Description
The study of disordered materials such as liquids and glasses through neutron or x-ray techniques presents an interesting challenge since, due to the presence of only local order (< 1 nm) in these materials, only diffuse scattering prevails. Searching for, or generating model analogues that match this “order in disorder” present in the structure of real systems is normally required to make any kind of scientific interrogation. This is the goal of the Empirical Potential Structure Refinement (EPSR) [1] and Dissolve [2] codes.

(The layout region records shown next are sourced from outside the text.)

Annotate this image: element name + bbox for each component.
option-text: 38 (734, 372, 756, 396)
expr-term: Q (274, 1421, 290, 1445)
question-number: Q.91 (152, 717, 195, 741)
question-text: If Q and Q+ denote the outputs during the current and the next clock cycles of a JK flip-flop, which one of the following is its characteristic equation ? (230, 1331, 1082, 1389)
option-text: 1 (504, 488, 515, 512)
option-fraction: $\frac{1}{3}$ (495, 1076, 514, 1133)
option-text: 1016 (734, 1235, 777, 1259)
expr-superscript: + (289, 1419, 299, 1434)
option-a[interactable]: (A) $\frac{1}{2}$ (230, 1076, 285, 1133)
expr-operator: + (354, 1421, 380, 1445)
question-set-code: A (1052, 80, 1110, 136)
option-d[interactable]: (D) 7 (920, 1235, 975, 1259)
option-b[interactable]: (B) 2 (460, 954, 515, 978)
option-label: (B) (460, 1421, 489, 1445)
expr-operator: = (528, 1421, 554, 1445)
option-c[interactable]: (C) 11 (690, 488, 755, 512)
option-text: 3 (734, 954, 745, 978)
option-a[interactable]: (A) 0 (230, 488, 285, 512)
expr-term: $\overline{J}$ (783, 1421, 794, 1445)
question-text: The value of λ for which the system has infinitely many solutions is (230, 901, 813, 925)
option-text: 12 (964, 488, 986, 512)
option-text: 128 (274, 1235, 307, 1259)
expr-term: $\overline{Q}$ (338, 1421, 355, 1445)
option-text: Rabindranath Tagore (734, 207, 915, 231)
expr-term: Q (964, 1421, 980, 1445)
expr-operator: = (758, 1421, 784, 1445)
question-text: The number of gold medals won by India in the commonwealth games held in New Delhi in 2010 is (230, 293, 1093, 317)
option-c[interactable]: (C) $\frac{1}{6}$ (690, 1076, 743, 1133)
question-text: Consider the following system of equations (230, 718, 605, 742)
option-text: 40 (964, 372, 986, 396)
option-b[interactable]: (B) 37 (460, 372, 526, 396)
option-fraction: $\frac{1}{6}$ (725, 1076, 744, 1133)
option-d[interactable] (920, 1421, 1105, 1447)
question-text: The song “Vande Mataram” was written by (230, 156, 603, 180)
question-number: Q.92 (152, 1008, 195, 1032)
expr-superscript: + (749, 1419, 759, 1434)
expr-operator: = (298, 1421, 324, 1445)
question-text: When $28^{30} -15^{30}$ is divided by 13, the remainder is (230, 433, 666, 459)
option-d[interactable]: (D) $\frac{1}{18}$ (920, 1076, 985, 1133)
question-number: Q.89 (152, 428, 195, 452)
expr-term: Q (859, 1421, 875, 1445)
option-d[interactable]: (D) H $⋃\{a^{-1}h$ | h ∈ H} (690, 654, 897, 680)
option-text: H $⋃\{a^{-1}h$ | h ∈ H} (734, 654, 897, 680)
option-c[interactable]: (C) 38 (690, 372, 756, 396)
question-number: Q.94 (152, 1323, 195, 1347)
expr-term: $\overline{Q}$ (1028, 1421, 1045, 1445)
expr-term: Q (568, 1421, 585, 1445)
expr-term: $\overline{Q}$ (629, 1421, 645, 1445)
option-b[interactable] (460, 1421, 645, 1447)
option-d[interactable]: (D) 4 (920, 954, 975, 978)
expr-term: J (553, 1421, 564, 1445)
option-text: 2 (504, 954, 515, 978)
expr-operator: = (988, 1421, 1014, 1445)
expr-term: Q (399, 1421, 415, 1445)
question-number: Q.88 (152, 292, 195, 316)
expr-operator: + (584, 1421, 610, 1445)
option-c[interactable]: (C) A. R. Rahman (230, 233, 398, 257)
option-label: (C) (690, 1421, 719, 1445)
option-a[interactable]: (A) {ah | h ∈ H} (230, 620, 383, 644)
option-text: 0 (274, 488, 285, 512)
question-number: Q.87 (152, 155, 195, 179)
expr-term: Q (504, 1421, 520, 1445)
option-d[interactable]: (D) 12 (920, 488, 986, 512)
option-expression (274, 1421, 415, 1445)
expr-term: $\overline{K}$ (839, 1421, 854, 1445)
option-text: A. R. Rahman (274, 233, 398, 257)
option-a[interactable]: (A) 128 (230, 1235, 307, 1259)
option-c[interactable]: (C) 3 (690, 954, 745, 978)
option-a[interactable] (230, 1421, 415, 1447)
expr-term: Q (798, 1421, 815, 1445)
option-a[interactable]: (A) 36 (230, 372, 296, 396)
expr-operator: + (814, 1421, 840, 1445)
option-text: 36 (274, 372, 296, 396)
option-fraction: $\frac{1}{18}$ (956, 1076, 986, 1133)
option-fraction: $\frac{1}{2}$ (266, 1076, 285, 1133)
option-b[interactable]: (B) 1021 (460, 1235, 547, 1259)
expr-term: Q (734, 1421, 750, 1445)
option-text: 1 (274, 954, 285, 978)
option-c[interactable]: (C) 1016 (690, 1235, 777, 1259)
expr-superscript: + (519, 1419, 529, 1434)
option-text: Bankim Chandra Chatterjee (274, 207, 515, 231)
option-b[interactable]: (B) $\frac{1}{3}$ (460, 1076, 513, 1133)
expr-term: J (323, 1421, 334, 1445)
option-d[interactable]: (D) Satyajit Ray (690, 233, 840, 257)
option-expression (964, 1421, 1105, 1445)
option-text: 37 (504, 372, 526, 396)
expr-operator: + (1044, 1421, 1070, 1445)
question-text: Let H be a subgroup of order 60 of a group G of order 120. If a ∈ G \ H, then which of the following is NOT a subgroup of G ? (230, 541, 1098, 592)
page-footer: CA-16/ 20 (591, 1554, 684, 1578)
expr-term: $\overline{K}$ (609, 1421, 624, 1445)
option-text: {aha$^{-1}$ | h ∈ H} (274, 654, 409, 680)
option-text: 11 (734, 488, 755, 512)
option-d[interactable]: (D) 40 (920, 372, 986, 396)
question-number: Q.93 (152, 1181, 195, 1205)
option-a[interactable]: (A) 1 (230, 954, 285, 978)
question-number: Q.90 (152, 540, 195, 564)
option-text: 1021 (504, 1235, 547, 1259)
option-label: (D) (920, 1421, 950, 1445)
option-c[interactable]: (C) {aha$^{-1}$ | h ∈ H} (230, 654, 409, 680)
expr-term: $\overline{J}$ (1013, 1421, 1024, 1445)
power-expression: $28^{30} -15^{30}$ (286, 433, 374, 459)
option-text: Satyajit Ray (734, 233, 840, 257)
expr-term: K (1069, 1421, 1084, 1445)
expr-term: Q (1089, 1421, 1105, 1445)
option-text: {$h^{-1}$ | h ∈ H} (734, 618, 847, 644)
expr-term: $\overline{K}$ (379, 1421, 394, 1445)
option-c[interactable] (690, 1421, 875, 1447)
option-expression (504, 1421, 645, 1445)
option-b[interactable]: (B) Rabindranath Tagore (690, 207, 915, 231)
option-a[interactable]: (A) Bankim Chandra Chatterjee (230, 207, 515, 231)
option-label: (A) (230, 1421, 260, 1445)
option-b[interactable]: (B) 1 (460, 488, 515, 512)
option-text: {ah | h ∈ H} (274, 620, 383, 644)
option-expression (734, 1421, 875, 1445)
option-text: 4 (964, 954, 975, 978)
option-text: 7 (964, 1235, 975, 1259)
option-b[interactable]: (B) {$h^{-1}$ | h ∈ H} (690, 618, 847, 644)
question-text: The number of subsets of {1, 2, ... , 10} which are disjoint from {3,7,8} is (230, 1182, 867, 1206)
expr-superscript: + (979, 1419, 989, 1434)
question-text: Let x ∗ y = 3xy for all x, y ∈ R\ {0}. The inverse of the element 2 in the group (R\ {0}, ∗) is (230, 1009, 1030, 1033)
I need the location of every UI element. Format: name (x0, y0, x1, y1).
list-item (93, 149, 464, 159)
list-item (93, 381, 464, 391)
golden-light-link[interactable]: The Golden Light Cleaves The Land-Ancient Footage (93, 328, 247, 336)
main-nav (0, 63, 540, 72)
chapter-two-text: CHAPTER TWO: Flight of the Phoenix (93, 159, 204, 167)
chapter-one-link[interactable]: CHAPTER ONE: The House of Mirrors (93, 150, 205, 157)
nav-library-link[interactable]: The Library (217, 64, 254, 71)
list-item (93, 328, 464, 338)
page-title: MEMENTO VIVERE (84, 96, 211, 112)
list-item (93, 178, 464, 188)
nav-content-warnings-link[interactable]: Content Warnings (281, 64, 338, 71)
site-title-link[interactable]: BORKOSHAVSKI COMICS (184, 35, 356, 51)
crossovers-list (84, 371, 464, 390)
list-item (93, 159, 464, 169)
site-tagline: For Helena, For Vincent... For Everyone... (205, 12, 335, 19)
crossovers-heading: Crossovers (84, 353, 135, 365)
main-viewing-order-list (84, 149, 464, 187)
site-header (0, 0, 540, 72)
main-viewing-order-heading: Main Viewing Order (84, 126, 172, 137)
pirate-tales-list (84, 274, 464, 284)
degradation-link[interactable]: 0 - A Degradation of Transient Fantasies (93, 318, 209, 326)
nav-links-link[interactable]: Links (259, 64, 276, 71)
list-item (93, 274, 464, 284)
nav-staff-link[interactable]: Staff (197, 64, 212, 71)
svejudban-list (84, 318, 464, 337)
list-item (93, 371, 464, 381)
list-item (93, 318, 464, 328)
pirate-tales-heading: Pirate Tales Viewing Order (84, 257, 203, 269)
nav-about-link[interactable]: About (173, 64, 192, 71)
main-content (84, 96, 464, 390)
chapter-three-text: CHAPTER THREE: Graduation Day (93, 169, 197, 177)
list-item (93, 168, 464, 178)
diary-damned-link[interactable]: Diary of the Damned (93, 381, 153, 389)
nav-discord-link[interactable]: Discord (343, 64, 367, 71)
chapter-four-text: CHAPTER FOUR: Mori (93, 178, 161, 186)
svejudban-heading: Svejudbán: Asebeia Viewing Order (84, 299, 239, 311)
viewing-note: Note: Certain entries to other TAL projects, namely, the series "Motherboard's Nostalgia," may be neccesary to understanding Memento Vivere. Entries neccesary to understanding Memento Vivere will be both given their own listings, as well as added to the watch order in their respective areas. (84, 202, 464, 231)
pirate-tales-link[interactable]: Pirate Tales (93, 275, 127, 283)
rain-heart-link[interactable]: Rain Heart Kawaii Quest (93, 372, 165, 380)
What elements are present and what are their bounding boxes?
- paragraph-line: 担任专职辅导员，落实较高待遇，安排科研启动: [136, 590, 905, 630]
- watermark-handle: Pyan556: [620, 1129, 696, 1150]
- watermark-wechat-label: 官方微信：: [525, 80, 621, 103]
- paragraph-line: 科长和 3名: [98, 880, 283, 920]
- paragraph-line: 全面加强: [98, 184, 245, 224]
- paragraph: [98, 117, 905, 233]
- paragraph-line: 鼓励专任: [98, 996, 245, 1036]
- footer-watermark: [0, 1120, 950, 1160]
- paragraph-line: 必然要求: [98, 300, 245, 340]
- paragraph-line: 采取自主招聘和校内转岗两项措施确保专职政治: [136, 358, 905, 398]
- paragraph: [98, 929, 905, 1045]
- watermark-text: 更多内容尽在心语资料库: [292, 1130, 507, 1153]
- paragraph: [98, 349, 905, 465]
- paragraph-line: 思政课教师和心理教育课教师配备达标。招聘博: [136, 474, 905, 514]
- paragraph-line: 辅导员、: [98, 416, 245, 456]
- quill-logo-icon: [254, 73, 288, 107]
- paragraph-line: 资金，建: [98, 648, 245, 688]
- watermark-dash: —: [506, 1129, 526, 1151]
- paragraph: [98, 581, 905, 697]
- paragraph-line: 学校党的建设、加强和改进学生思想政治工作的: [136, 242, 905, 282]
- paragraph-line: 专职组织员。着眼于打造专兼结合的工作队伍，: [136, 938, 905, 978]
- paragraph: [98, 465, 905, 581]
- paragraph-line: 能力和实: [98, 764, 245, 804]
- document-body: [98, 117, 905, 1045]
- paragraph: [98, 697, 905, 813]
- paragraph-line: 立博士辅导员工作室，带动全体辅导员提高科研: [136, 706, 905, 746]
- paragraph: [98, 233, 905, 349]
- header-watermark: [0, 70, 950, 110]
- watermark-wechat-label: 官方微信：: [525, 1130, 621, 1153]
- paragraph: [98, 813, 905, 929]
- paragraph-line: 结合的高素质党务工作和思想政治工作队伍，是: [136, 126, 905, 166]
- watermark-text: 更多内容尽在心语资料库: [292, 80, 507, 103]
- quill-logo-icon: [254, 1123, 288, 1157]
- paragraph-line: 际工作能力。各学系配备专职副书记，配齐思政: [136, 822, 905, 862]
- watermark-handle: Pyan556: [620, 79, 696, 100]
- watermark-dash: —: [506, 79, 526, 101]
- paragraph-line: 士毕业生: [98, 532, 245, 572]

Both EPSR and Dissolve rely on a full, atomistic simulation (Monte Carlo and/or molecular dynamics) of a target system and its constituent molecules and moieties within the context of a “realistic” forcefield describing the interactions between atoms. While simulations utilising off-the-shelf forcefields typically do not reproduce experimentally-measured structure factors, they act as a useful starting point for further refinement. Critically, the provision of experimental scattering data allows both codes to modify the interatomic potentials provided and drive the simulated system towards better agreement with the real-world one. This data-driven approach to the modelling of total-scattering data has successfully been applied to a multitude of disordered systems covering liquids, liquid mixtures, and glasses, and is increasingly being used to study complex disordered materials such as gases and liquids confined in porous materials, polymers in solution, and self-assembled systems such as aqueous micelles.
Here I will give an overview of the techniques and approaches involved, their advantages, limitations and challenges, and discuss some real-world examples.